Our bylaws’ advance notice provisions require that, among other things, stockholders give timely written notice to the Corporate Secretary regarding such nominations or other business and provide the information and satisfy the other requirements set forth in the bylaws. To be timely, a stockholder who intends to present nominations or a proposal at the 2025 Meeting other than pursuant to Rule 14a-8 must provide the information set forth in the bylaws to the Corporate Secretary no earlier than January 17, 2025 and no later than February 16, 2025. However, in the event that the date of the 2025 Meeting is advanced by more than 30 days or delayed by more than 60 days from the anniversary date of the Meeting, notice by the stockholder to be timely must be delivered not earlier than the close of business on the 120th day prior to the 2025 Meeting and not later than the later of the close of business on the later of the 90th day prior to the 2025 Meeting or the tenth day following the day on which public announcement of the date of the 2025 Meeting is first made by the Company. If a stockholder fails to meet these deadlines and fails to satisfy the requirements of Rule 14a-4 under the Exchange Act, we may exercise discretionary voting authority under proxies we solicit to vote on any such proposal as we determine appropriate.
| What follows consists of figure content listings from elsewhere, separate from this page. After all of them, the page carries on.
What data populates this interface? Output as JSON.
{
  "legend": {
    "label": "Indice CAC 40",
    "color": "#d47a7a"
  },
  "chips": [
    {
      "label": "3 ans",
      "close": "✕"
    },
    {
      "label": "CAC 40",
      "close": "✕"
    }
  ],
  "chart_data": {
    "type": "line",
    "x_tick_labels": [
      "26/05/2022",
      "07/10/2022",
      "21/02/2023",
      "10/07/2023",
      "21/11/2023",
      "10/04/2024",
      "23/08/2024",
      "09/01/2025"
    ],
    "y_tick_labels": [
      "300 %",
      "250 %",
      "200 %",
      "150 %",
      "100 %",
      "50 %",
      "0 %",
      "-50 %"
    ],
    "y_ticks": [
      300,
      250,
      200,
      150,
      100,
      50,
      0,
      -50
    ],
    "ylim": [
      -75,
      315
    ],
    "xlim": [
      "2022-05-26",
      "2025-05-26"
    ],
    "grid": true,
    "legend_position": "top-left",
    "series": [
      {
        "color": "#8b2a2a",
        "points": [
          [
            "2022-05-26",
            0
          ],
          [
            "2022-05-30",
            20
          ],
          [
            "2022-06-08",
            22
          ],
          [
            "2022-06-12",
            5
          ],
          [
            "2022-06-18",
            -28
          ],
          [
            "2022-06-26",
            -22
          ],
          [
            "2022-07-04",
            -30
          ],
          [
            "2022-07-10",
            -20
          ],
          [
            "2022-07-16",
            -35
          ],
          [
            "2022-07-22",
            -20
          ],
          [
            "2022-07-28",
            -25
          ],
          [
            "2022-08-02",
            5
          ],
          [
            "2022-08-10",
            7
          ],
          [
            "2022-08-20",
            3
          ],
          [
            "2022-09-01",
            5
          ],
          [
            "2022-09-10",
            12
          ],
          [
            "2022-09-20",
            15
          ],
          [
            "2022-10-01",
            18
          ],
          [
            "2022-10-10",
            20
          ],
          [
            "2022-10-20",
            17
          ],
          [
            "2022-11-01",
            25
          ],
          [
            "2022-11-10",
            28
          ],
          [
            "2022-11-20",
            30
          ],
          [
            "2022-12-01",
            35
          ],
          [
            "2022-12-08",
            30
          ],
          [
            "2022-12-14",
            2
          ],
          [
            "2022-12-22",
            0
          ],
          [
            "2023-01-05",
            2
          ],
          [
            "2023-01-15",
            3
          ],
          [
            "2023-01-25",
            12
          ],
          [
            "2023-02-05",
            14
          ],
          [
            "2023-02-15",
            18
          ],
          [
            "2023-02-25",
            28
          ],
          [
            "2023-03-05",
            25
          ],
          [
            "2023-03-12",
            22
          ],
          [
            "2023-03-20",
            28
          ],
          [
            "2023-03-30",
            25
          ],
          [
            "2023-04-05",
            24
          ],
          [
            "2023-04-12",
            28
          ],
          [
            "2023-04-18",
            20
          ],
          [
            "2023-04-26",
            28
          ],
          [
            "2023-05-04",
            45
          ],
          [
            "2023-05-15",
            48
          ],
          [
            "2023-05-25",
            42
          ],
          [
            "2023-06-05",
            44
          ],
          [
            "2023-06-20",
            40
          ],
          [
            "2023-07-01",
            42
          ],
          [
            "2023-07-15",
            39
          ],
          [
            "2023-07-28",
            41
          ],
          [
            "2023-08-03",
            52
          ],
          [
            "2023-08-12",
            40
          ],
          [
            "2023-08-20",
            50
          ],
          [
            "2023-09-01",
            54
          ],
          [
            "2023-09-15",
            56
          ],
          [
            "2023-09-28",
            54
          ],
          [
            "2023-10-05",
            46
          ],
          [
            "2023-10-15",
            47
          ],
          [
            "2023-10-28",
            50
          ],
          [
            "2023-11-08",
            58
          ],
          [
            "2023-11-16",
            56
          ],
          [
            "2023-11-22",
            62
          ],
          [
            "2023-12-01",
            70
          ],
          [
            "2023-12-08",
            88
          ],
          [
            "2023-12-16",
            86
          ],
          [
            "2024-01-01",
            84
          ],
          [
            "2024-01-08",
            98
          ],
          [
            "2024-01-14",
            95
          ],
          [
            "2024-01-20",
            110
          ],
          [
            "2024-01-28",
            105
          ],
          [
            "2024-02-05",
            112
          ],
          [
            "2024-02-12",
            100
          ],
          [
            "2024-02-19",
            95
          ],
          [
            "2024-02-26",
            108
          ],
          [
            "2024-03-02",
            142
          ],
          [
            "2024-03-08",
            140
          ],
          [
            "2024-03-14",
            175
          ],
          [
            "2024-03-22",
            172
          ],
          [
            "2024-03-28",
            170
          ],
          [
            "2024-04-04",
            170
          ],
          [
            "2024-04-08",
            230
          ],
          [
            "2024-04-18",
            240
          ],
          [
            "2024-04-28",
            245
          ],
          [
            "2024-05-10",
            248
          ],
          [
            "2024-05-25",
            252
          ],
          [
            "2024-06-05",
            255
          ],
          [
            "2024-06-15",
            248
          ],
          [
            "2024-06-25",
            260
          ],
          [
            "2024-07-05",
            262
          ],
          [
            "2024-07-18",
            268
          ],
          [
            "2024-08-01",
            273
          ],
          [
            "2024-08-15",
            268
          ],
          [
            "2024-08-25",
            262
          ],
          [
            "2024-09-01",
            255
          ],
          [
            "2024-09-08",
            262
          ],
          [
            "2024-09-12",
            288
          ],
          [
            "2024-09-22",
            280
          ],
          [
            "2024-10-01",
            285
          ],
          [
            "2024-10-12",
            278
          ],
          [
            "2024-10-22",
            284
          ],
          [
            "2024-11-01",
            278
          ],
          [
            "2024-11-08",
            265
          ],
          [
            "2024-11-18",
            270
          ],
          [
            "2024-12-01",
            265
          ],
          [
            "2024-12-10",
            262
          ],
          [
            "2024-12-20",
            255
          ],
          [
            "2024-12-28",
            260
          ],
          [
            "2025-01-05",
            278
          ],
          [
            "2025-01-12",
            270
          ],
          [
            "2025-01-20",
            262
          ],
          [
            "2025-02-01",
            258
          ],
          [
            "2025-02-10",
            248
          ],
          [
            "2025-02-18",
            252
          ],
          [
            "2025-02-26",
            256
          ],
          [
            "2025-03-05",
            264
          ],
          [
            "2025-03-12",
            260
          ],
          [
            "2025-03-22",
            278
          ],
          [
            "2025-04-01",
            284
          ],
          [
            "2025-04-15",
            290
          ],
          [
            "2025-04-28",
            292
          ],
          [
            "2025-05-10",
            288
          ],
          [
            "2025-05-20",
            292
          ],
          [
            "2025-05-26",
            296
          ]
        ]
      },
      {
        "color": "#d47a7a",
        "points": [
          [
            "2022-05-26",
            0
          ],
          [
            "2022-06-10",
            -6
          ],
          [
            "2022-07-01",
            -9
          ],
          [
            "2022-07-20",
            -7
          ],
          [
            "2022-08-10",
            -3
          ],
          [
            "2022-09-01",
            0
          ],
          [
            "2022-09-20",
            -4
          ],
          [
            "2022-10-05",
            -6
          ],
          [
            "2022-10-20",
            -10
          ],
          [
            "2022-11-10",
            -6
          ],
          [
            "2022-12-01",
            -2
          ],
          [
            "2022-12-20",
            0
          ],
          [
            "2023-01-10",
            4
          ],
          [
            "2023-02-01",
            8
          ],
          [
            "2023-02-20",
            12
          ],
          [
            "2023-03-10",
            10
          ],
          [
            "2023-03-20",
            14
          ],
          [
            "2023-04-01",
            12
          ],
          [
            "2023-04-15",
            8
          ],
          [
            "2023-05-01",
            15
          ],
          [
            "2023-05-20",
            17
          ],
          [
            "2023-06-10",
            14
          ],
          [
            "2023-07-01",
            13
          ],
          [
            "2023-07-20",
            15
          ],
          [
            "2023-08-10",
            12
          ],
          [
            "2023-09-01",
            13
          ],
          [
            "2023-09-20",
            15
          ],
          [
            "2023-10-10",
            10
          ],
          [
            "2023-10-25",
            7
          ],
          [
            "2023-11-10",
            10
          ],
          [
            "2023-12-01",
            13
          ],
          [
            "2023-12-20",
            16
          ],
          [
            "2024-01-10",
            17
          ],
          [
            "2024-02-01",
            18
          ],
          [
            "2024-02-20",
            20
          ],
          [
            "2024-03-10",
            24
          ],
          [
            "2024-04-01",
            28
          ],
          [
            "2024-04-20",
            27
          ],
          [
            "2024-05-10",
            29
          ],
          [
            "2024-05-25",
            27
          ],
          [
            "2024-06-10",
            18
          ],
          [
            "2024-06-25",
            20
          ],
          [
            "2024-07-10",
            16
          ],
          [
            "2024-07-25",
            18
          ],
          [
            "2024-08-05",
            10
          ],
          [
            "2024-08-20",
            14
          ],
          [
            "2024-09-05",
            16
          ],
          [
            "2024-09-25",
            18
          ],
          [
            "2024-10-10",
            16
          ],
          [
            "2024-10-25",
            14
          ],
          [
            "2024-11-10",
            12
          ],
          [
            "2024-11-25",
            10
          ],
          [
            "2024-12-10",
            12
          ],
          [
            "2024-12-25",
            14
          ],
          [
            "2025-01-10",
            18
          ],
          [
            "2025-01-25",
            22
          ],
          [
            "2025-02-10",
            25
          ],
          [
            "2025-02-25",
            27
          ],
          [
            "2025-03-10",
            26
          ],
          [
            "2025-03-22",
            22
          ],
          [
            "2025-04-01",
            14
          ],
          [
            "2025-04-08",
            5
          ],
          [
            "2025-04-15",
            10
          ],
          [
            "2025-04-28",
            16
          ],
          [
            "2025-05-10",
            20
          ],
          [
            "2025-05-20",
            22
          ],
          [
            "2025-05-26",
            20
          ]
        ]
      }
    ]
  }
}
In addition to satisfying the foregoing requirements under our bylaws, to comply with the universal proxy rules, any stockholder who intends to solicit proxies in support of director nominees other than the Company’s nominees must provide notice to the Company that sets forth the information required by Rule 14a-19 under the Exchange Act no later than March 4, 2025. However, in the event that the date of the 2025 Meeting is advanced or delayed by more than 30 days from the anniversary date of the Meeting, in order to be timely, notice by the stockholder must be so delivered not later than the close of business on the later of the 60th day prior to the 2025 Meeting or the 10th day following the day on which public announcement of the date of the 2025 Meeting is first made by the Company.
We reserve the right to reject, rule out of order, or take other appropriate action with respect to any nomination or proposal that does not comply with these and other applicable requirements.
OTHER MATTERS
We do not know of any business other than that described in this proxy statement that will be presented for consideration or action by the stockholders at the Meeting. If, however, any other business is properly brought before the Meeting, shares represented by proxies will be voted in accordance with the best judgment of the persons named in the proxies or their substitutes.
PRINCIPAL EXECUTIVE OFFICE
Our principal executive office is located at 1411 Broadway, 16th Floor, New York, NY 10018.
ADDITIONAL INFORMATION
Additional information relating to the Company is available under the Company’s profile on SEDAR+ at www.sedarplus.ca and on the SEC’s website at www.sec.gov. Financial information is provided in the Company’s Annual Report on Form 10-K for the year ended December 31, 2023, a copy of which may be obtained under the Company’s profile on SEDAR+ at www.sedarplus.ca, its profile on the SEC’s website at www.sec.gov, or upon written request to the Corporate Secretary at Ascend Wellness Holdings, Inc., 1411 Broadway, 16th Floor, New York, NY 10018.